Congratulations, your cat is now clean, although you now look like something one would normally cook for dinner.

Sorry about the question mark after the title.

I found that there's an easier way.

First, put some shampoo on the cat.

Second, take the cat into the bathroom.

Third, drop the cat into the toilet and very quickly put down the lid and sit on it.

Hold on for dear life.

Wait a minute for washing.

Flush a few times to rinse.

Hold on tighter.

Flush once more just to be sure it's rinsed off good.

Jump from the toilet into the tub and hide behind the shower curtain.

Now you have a clean cat and a sparkling toilet that you don't have to clean this week.

Hahahha reminded me of this hilarious video: http://www.youtube.com/watch?v=d9QwK5EHS...

The stupid animated intro stops at about a minute.

To much drama.

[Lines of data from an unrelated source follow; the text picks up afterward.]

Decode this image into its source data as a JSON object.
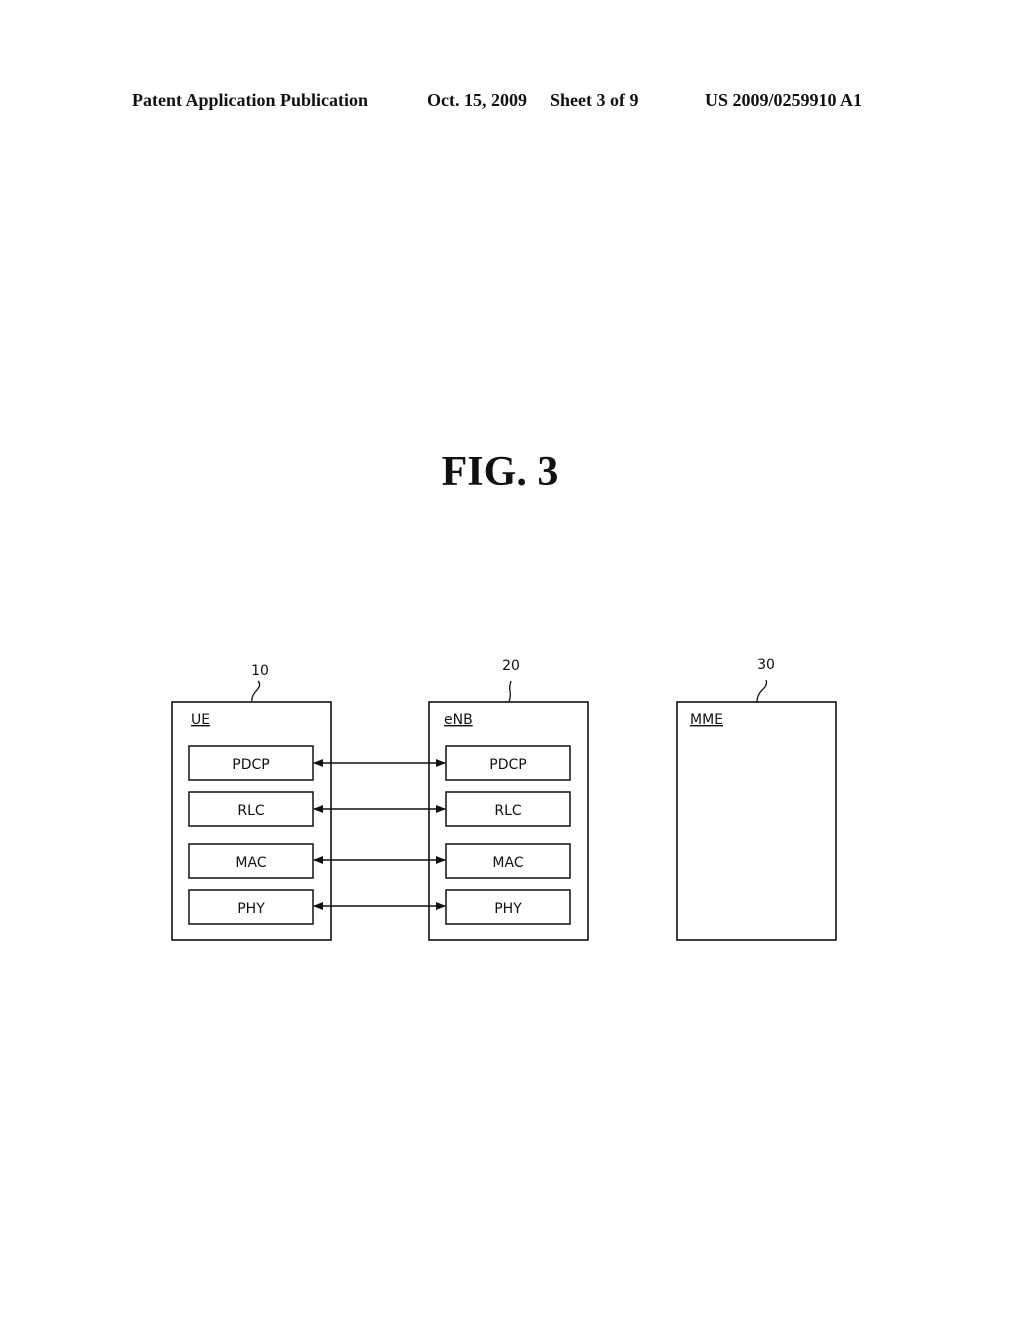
{
  "header": {
    "publication": "Patent Application Publication",
    "date": "Oct. 15, 2009",
    "sheet": "Sheet 3 of 9",
    "number": "US 2009/0259910 A1"
  },
  "figure": {
    "title": "FIG. 3",
    "entities": [
      {
        "ref": "10",
        "label": "UE",
        "layers": [
          "PDCP",
          "RLC",
          "MAC",
          "PHY"
        ]
      },
      {
        "ref": "20",
        "label": "eNB",
        "layers": [
          "PDCP",
          "RLC",
          "MAC",
          "PHY"
        ]
      },
      {
        "ref": "30",
        "label": "MME",
        "layers": []
      }
    ],
    "connections": [
      {
        "from": "UE.PDCP",
        "to": "eNB.PDCP",
        "type": "bidirectional"
      },
      {
        "from": "UE.RLC",
        "to": "eNB.RLC",
        "type": "bidirectional"
      },
      {
        "from": "UE.MAC",
        "to": "eNB.MAC",
        "type": "bidirectional"
      },
      {
        "from": "UE.PHY",
        "to": "eNB.PHY",
        "type": "bidirectional"
      }
    ]
  }
}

My cat and I take showers together all the time. No big deal

wow lol:D

lol

It's actually simple - the only reason cats are smarter than some [only some] people is that those sort of people are stupid enough to want a cat - smart people don't.

Try this quick method - place cat in hessian bag - throw bag in washing machine - when done toss into dryer. when done release cat - no need to fear it'll be too drowsy to attack [or an ex cat]

You guys are insane. Are you sure you own a cat? The most efficient way to handle any cat is by the scruff of the neck. It might seem cruel to over-sensitive types....but it is the most humane way to give it a bath I know of.

Hold it down by the scruff with one hand, clean it with the other, quickly.
Get it in a towel fast. Get as much water off of it as you can. Leave it alone to sulk and finish the drying process. No big deal....unless you have a psycho cat.